When I opened the banged up boot box with “Justin” across the top, it was the first time I had seen those boots in at least 10 years. I was travelling to Texas to see the Goliad County Fair and PRCA Rodeo, and they were the most appropriate footwear I owned for such a trip. I noticed they were a half size smaller than what I wear now, so I tried them on just to be sure I could still wear them. They felt tight and stiff, so I wore them around the house for a few hours hoping to get used to them so I could justify using up so much space in my tiny carry on suitcase. I knew already that they were too uncomfortable to wear all day while travelling, and too much of a pain to unlace for airport security, so they would have to be packed.
My lace-up Justin ropers had first seen light duty about 20 years ago, on my dad’s property outside of Goliad, Texas. In those days, my dad and stepmother raised racing quarter horses, and my inner child thrilled at just being around these powerful and beautiful creatures. I spent weekends in the country, sometimes riding, sometimes helping to exercise and feed the horses, but mostly shoveling horse manure into a wheelbarrow. I found cleaning the stalls and pens to be relaxing, meditational work. On relatively cool, quiet mornings I would lace up my boots and put on my washable leather gloves, both purchased especially for those weekends, put the pitchfork into the wheelbarrow and head out to clean up the horses’ living spaces. Sometimes they would look up from nibbling dew covered grass and amble over to curiously inspect what I had collected. One of the boots still has a light scrape on the toe from a hoof that landed on my foot but slid off before any real damage was done. I admit I haven’t tried very hard to erase that reminder of those days.
After a few hours of walking around my house in the tight, stiff boots, they ultimately made the cut to make the trip to Texas with me (how could I deny them the rare chance to go back home?). I packed my thinnest socks to wear with them and resolved to wait until the last minute before arriving at the fairgrounds before putting them on.
The day in Goliad began with lunch at The Empresario restaurant on the historic town square (I still didn’t have the boots on). We had the chicken fried steak, which had come highly recommended and absolutely lived up to the hype.
Later we drove by the high school I attended for my junior year and was impressed to see how it had grown! I knew the next stop would be the fairgrounds so I took a moment in the parking lot there to change into my boots. They weren’t quite as stiff as I remembered when I first tried them on pre-trip, and even though they have low one inch heels, I instantly felt a few inches taller somehow.
We headed to the fairgrounds, where the 4H barns were bustling and the carnival was in full swing.
After strolling through the barns, where young people showed off the animals they had raised over the past year, and young homemakers and crafters competed for blue ribbons, we met up with my parents, an aunt and a couple of cousins and their families for bbq brisket and conversation. I remarked to my cousin James that I felt like I should recognize more people there, since I had lived there before and it’s such a small town, and he said wryly, “That’s just age, ’cause ain’t nobody ever left.”

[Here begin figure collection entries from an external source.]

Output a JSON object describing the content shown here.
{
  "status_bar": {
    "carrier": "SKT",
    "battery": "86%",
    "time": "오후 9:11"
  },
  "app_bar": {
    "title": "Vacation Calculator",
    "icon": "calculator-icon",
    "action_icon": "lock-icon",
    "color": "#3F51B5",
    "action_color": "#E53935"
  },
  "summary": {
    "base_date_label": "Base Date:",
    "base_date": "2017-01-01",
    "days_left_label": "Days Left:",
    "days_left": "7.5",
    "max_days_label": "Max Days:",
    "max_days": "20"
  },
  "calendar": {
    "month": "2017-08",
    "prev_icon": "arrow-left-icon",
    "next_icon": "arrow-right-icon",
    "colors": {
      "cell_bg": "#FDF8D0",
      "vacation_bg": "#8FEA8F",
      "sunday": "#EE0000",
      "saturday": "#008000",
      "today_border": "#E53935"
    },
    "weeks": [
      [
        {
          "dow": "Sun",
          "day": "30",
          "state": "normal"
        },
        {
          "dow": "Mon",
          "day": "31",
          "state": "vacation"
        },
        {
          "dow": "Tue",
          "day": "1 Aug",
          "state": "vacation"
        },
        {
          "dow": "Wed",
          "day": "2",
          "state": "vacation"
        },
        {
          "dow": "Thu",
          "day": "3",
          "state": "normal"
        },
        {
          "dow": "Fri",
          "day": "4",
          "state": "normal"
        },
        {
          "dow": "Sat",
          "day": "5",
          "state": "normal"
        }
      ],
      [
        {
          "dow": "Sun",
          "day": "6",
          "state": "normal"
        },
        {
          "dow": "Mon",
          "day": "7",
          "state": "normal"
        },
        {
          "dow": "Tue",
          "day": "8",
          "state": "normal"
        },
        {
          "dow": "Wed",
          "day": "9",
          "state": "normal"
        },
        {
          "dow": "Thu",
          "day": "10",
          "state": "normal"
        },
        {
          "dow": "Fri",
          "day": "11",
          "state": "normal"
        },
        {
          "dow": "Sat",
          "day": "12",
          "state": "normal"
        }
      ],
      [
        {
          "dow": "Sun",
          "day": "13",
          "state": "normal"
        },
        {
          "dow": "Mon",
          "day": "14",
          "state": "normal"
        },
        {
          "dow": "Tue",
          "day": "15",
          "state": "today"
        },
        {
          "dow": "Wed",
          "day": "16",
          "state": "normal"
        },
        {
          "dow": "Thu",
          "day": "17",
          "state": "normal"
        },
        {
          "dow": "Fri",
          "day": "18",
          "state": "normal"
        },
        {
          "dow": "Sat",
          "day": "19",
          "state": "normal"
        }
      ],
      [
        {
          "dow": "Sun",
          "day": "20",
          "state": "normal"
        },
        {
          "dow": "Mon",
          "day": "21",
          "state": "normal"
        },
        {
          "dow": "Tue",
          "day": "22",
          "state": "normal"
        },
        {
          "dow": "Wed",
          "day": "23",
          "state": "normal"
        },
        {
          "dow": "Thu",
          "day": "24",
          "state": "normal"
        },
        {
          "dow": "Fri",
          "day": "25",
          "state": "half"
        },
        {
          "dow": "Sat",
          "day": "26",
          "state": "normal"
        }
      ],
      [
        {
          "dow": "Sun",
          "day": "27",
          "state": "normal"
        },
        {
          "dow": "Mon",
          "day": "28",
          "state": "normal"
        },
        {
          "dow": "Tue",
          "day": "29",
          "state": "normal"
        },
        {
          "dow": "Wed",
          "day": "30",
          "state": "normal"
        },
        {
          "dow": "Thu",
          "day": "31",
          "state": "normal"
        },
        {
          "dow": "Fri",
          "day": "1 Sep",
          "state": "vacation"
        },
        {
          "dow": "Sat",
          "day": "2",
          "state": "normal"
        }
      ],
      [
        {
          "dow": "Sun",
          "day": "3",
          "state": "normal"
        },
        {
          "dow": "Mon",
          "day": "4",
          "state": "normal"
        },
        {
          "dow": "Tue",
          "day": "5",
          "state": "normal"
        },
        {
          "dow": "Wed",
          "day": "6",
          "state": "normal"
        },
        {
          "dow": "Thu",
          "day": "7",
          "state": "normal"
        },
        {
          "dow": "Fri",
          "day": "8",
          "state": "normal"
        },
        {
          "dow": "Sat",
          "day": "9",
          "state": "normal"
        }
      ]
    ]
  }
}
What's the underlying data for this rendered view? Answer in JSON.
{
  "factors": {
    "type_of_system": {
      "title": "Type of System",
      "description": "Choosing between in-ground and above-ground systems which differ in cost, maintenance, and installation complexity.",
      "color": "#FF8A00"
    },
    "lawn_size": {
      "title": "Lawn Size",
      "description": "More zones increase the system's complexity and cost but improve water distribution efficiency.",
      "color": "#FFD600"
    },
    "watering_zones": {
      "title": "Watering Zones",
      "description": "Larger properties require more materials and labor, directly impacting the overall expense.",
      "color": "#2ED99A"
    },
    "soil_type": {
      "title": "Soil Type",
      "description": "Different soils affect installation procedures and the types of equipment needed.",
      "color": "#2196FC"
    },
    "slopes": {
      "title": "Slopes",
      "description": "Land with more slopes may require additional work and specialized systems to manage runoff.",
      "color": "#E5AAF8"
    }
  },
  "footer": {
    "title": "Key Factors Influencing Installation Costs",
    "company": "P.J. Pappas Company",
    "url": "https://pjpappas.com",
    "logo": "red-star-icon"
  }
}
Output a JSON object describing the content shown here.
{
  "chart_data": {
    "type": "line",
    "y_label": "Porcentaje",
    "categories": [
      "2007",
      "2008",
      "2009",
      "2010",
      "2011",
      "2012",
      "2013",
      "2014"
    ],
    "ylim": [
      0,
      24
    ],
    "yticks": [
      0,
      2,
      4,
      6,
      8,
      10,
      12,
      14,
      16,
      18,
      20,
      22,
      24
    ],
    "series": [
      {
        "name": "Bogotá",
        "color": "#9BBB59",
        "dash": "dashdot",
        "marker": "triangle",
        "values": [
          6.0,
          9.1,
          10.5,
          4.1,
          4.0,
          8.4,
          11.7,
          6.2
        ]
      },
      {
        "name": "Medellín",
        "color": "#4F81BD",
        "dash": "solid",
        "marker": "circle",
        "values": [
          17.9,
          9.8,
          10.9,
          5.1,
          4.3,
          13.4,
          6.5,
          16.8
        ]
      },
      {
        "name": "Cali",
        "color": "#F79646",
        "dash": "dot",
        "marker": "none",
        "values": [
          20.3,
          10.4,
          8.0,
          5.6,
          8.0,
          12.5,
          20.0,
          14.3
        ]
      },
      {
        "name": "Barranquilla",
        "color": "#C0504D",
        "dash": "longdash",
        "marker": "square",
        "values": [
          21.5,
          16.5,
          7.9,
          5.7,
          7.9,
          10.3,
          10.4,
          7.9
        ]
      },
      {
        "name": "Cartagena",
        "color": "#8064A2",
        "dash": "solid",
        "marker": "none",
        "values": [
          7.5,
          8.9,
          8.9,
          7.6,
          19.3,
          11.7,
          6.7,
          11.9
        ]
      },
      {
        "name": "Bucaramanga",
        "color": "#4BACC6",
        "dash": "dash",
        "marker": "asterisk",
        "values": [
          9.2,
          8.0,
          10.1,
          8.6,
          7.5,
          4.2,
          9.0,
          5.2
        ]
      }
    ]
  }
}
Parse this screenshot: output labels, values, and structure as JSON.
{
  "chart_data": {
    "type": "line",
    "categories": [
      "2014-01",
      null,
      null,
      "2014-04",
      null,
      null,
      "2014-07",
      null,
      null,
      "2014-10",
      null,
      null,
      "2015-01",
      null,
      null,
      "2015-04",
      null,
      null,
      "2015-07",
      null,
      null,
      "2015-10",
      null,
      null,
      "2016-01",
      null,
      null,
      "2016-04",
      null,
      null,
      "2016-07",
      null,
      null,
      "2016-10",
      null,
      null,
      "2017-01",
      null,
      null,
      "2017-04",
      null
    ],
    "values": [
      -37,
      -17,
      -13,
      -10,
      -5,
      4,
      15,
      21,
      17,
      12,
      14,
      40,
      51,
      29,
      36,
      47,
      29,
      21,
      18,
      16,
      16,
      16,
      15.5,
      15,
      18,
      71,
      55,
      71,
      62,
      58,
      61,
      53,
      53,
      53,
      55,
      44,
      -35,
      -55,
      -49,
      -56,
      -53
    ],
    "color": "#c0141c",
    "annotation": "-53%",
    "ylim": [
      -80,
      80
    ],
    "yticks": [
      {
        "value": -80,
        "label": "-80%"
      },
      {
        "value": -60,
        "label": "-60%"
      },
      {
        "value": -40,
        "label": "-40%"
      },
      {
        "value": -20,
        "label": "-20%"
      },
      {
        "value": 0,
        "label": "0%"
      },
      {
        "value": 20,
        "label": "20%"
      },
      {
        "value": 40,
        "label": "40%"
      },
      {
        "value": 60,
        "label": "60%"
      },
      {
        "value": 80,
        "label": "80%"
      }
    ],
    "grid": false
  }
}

With more than an hour left before the rodeo we headed to the carnival and bought tickets to the ferris wheel (for the aerial view photo op!) and the fun house.
Walking by the Zombie Hunt shooting gallery, where the object is to completely shoot out the target, a small red star, with a bb gun, I flashed back to a time when, as a shy, chubby 8th grader visiting for the weekend, I was thrilled to be taken to the carnival by my cool older cousin, Bill, who was the only person I ever witnessed obliterate the red star.
When it was time for the main event, we went back to the arena and staked out our seats in the grandstand.
First up was the mutton busting competition, where very small children, in helmets and body armor, try to ride a panicked sheep for a full 8 seconds. It was hilarious AND adorable. There were even some tiny young rodeo clowns on hand, perhaps practicing for a later career in the “big show”. The color guard wore glittering belts and held up gigantic American and Texas flags with one hand while managing excited, sidestepping horses with the other hand.
As the night went on, we would see events in bareback bronc riding, barrel racing, saddle bronc riding, steer wrestling, a few variations of calf roping, and the grand finale, bull riding. During the more dangerous horse and bull riding events, everyone had a job to do and knew how to do it.
At one point I walked around to the opposite side of the arena from where we were sitting. I passed people riding horses through the parking lot. I saw people practicing their roping skills. I overheard a calf roping team, on their horses, strategizing. My boots no longer felt stiff or tight. My stride felt longer, and I felt stronger, lighter, and younger, like I did when I lived there, back in high school. They say scent memories are the strongest, so maybe it was the smell of all the animals, but I think it was the boots on my feet, that transported me back in time, to when I belonged there, however briefly. I recognized myself then, in the way that I thought I would recognize others but didn’t. I recalled what my cousin had said earlier, “Ain’t nobody ever left…” and realized that maybe a part of me had never left either.